I don't mean family, my family, but the feeling of the company - it's a family feeling."

And to underline his committment to his team's welfare, the whole design of the new headquarters focuses on creating a positive working environment. "Of course we've built it for our clients but we also built it for ourselves," confesses Badro.

This has translated into tranquil gardens, sports facilities, lounges and complimentary food for employees, all of which have had a positive effect almost immediately as according to Badro if employees are comfortable in their working environment, creativity levels will run much higher.

Top designers from all over the world collaborate on Greenline's projects, seeking inspiration from the region they operate in, client preferences, international trends and established styles.

A creative team to come up with the concepts, a design team to mould them into a given blueprint and a workshop team to make them into a reality is the formula that keeps the company at the forefront of the field.

Clearly it is a successful one since Philippe Starck and Terence Disdale are among the household names to have lent their services to joint Greenline projects.

After over thirty years in the field it must be a challenge to keep coming up with new ideas. Badro says he is often inspired by the countries he travels to. His favourite global destinations perhaps give a clue as to the influences that keep his work (and critical eye) fresh.

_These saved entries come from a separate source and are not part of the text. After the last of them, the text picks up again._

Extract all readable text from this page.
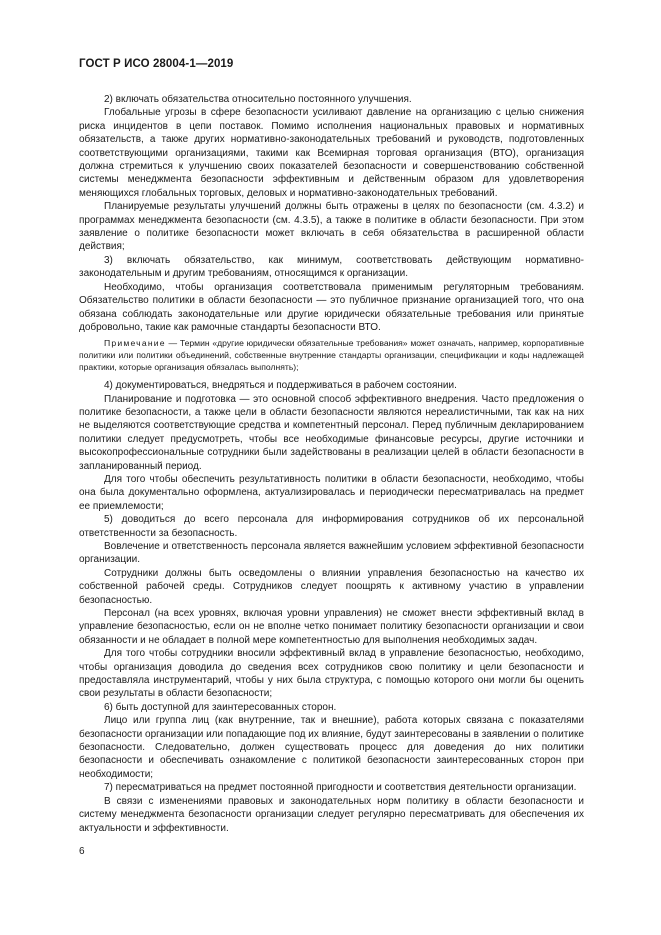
ГОСТ Р ИСО 28004-1—2019

2) включать обязательства относительно постоянного улучшения.

Глобальные угрозы в сфере безопасности усиливают давление на организацию с целью снижения риска инцидентов в цепи поставок. Помимо исполнения национальных правовых и нормативных обязательств, а также других нормативно-законодательных требований и руководств, подготовленных соответствующими организациями, такими как Всемирная торговая организация (ВТО), организация должна стремиться к улучшению своих показателей безопасности и совершенствованию собственной системы менеджмента безопасности эффективным и действенным образом для удовлетворения меняющихся глобальных торговых, деловых и нормативно-законодательных требований.

Планируемые результаты улучшений должны быть отражены в целях по безопасности (см. 4.3.2) и программах менеджмента безопасности (см. 4.3.5), а также в политике в области безопасности. При этом заявление о политике безопасности может включать в себя обязательства в расширенной области действия;

3) включать обязательство, как минимум, соответствовать действующим нормативно-законодательным и другим требованиям, относящимся к организации.

Необходимо, чтобы организация соответствовала применимым регуляторным требованиям. Обязательство политики в области безопасности — это публичное признание организацией того, что она обязана соблюдать законодательные или другие юридически обязательные требования или принятые добровольно, такие как рамочные стандарты безопасности ВТО.

Примечание — Термин «другие юридически обязательные требования» может означать, например, корпоративные политики или политики объединений, собственные внутренние стандарты организации, спецификации и коды надлежащей практики, которые организация обязалась выполнять);

4) документироваться, внедряться и поддерживаться в рабочем состоянии.

Планирование и подготовка — это основной способ эффективного внедрения. Часто предложения о политике безопасности, а также цели в области безопасности являются нереалистичными, так как на них не выделяются соответствующие средства и компетентный персонал. Перед публичным декларированием политики следует предусмотреть, чтобы все необходимые финансовые ресурсы, другие источники и высокопрофессиональные сотрудники были задействованы в реализации целей в области безопасности в запланированный период.

Для того чтобы обеспечить результативность политики в области безопасности, необходимо, чтобы она была документально оформлена, актуализировалась и периодически пересматривалась на предмет ее приемлемости;

5) доводиться до всего персонала для информирования сотрудников об их персональной ответственности за безопасность.

Вовлечение и ответственность персонала является важнейшим условием эффективной безопасности организации.

Сотрудники должны быть осведомлены о влиянии управления безопасностью на качество их собственной рабочей среды. Сотрудников следует поощрять к активному участию в управлении безопасностью.

Персонал (на всех уровнях, включая уровни управления) не сможет внести эффективный вклад в управление безопасностью, если он не вполне четко понимает политику безопасности организации и свои обязанности и не обладает в полной мере компетентностью для выполнения необходимых задач.

Для того чтобы сотрудники вносили эффективный вклад в управление безопасностью, необходимо, чтобы организация доводила до сведения всех сотрудников свою политику и цели безопасности и предоставляла инструментарий, чтобы у них была структура, с помощью которого они могли бы оценить свои результаты в области безопасности;

6) быть доступной для заинтересованных сторон.

Лицо или группа лиц (как внутренние, так и внешние), работа которых связана с показателями безопасности организации или попадающие под их влияние, будут заинтересованы в заявлении о политике безопасности. Следовательно, должен существовать процесс для доведения до них политики безопасности и обеспечивать ознакомление с политикой безопасности заинтересованных сторон при необходимости;

7) пересматриваться на предмет постоянной пригодности и соответствия деятельности организации.

В связи с изменениями правовых и законодательных норм политику в области безопасности и систему менеджмента безопасности организации следует регулярно пересматривать для обеспечения их актуальности и эффективности.

6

He cites three places as his favourite to visit: Japan, Honolulu and Las Vegas.

As one of the cutting-edge design capitals of the world Japan can make sure that contemporary ideas and technologies used in Greenline's projects are kept as sharp as possible.

Honolulu exudes an air of calm relaxation, an atmosphere that can be captured to provide clients with the sumptuous sanctuaries that they want, not to mention the marine connotations that can be applied to yacht interiors.

Finally, the razzamatazz and glamour of Las Vegas surely echoes the decadence that high-end interiors (among them palaces) seek to encapsulate.

The biggest challenge that Greenline is now likely to face, is simply maintaining exclusivity.